Literature / The Amityville Horror
A horror novel from 1977, which chronicles the events of a family settling in a house that witnessed a mass murder, and where they eventually get caught up in supernatural shenanigans.
The novel was adapted into film in 1979
This book has examples of:
- Agony of the Feet: George hurts himself when he stumbles over a lion figurine that was somehow on the middle of the floor, and when Kathy patches him up afterwards, she finds teethmarks on his ankle. (And blood on the figurine.)
- Cut Phone Lines: Every conversation involving Father Mancuso
- Dramatic Drop: When a bartender learns that George Lutz lives in 112 Ocean Avenue, he is so shocked that he drops the empty beer glass from his hand, and it shatters on the floor.
- Evil Is Deathly Cold: The house is constantly cold, even as George burns through wood and oil to keep up the heat.
- Hearing Voices: Ronald DeFeo claimed that a voice in his head told him to kill his family.
- Identical Stranger: George comes to learn that he's a dead ringer for Ronald DeFeo.
- Not-So-Imaginary Friend: Little Missy tells that she has an imaginary friend called Jodie, who turns out to be the pig apparition that George saw in her window.
- Offscreen Teleportation: The lion figurine mentioned above keeps getting closer and closer every time someone looks away from it until it's right there.
- Red Eyes, Take Warning: The pig-like demonic creature called Jodie had red glowing eyes, which Kathy sees staring at her at one point. Outside a second-story window.
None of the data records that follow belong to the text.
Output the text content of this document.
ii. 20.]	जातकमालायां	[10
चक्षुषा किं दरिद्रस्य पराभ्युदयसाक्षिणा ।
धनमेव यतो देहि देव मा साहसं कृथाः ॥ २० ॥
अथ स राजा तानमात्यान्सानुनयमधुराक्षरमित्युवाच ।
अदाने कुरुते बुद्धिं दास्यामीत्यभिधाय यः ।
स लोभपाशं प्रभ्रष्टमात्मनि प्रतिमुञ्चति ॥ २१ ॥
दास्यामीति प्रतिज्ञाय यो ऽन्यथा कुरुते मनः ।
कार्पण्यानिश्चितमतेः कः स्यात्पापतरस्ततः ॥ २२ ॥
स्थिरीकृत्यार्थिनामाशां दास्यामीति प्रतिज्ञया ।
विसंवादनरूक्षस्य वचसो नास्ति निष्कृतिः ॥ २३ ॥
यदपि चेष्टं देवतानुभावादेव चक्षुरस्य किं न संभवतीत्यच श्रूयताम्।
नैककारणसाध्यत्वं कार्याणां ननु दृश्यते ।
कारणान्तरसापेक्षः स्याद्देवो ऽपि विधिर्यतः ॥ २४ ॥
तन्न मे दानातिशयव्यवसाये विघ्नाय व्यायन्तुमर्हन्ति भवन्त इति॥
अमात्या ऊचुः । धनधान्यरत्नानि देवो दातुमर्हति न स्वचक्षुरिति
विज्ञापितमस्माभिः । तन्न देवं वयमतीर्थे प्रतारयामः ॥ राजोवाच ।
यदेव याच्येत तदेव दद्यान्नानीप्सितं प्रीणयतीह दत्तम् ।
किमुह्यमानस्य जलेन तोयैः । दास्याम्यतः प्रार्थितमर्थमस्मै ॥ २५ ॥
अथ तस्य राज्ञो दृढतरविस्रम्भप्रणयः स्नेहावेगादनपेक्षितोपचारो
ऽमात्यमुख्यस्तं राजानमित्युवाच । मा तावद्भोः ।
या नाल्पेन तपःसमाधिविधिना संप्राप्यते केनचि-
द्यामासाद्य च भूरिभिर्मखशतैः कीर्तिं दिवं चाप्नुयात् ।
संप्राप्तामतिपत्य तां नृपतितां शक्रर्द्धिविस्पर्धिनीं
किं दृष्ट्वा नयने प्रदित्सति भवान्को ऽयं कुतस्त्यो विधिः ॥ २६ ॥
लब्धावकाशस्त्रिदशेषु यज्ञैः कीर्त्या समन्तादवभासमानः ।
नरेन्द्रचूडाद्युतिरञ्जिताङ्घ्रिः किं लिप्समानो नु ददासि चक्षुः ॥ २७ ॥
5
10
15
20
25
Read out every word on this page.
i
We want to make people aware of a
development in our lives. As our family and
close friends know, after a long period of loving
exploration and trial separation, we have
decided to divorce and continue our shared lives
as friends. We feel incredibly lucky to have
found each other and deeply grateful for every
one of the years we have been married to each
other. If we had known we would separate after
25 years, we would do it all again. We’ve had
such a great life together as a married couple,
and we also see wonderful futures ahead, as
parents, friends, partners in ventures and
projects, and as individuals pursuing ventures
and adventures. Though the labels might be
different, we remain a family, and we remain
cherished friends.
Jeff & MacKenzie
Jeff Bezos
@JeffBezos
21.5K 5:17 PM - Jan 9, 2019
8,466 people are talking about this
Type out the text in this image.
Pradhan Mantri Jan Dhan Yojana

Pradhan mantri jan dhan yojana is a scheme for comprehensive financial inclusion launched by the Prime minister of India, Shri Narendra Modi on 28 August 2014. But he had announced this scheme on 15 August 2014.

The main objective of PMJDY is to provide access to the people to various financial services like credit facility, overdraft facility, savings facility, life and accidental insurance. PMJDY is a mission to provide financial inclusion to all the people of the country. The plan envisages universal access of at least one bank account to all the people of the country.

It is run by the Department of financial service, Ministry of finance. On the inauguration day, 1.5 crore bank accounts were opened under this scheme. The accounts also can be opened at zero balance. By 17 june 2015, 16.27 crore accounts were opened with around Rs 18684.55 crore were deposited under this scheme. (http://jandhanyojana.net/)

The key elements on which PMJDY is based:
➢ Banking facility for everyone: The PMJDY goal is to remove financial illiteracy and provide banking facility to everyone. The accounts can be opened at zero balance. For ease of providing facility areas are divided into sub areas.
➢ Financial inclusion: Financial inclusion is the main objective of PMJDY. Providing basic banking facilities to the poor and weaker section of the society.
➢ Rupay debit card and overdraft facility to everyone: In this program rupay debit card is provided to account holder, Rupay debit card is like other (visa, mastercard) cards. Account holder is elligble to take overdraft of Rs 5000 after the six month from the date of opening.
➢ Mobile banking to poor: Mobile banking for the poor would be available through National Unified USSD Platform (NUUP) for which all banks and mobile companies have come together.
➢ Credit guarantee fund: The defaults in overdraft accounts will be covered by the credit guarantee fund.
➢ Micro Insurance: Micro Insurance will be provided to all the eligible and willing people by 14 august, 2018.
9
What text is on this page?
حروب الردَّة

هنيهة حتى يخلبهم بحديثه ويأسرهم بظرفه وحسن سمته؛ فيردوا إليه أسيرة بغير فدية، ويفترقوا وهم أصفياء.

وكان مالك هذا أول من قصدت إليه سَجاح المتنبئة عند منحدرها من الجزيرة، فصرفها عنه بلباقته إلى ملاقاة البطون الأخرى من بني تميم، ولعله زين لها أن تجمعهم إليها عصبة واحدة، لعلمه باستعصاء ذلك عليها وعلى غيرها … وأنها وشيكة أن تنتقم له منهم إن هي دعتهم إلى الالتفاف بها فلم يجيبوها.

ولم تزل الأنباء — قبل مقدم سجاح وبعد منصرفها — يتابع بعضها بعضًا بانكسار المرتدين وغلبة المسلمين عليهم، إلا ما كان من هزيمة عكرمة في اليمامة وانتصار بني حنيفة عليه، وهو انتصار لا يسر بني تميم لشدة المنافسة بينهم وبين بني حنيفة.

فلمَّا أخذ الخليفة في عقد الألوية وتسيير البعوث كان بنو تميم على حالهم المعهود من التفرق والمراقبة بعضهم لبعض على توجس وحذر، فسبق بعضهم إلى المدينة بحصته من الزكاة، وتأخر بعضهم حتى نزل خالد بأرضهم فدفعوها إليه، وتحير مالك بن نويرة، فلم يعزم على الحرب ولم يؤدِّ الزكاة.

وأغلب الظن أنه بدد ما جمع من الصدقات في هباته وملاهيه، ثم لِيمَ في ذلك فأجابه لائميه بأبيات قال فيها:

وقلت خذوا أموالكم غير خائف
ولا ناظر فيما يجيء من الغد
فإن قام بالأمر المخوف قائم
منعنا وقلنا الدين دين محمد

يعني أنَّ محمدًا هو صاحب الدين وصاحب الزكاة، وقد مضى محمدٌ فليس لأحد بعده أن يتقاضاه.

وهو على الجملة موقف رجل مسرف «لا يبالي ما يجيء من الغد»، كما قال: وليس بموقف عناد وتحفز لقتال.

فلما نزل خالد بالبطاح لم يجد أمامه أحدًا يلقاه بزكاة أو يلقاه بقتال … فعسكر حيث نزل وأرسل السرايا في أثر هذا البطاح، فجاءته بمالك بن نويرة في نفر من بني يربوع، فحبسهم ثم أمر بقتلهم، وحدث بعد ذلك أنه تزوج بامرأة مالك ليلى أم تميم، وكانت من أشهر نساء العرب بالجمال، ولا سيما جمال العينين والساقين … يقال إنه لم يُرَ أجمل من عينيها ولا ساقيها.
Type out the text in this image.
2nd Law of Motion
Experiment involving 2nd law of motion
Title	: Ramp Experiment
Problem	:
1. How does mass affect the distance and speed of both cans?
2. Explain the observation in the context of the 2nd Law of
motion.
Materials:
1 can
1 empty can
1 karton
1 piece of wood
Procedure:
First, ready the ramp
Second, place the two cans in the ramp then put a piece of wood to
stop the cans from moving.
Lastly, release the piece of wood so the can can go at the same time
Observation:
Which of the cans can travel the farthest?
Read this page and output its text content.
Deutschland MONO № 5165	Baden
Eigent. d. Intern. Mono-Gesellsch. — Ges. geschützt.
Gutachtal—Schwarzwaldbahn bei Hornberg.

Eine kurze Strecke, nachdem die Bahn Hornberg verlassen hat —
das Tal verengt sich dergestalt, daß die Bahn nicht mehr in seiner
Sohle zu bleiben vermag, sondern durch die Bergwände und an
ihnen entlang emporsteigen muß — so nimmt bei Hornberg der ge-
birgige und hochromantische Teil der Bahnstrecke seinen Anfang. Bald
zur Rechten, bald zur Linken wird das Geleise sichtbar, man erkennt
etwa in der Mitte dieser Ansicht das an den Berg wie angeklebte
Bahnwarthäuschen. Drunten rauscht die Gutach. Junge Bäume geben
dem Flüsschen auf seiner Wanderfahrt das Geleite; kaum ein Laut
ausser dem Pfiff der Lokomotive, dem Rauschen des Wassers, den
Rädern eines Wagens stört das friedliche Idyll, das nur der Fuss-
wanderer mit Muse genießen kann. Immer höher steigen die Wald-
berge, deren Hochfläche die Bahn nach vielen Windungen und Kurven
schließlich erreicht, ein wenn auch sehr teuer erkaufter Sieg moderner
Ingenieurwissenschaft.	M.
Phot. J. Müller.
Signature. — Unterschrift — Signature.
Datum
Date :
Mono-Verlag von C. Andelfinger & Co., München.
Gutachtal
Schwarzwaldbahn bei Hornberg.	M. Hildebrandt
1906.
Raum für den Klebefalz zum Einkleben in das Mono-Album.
- Very Loosely Based on a True Story: The book was based not on direct interviews with the Lutz family, but on a series of disorganized audiotape recordings they'd made, for their own use, of themselves discussing their recollections of events. Author Jay Anson then had to piece together a readable novel out of this and some other research done on his part. He admitted to re-arranging, embellishing, or outright creating certain events in order to make for a coherent, scary story. As such, even he and the Lutzes admitted the book wasn't a completely factual account - though the Lutzes maintained it was the most accurate portrayal of their experiences ever published, for whatever that's worth.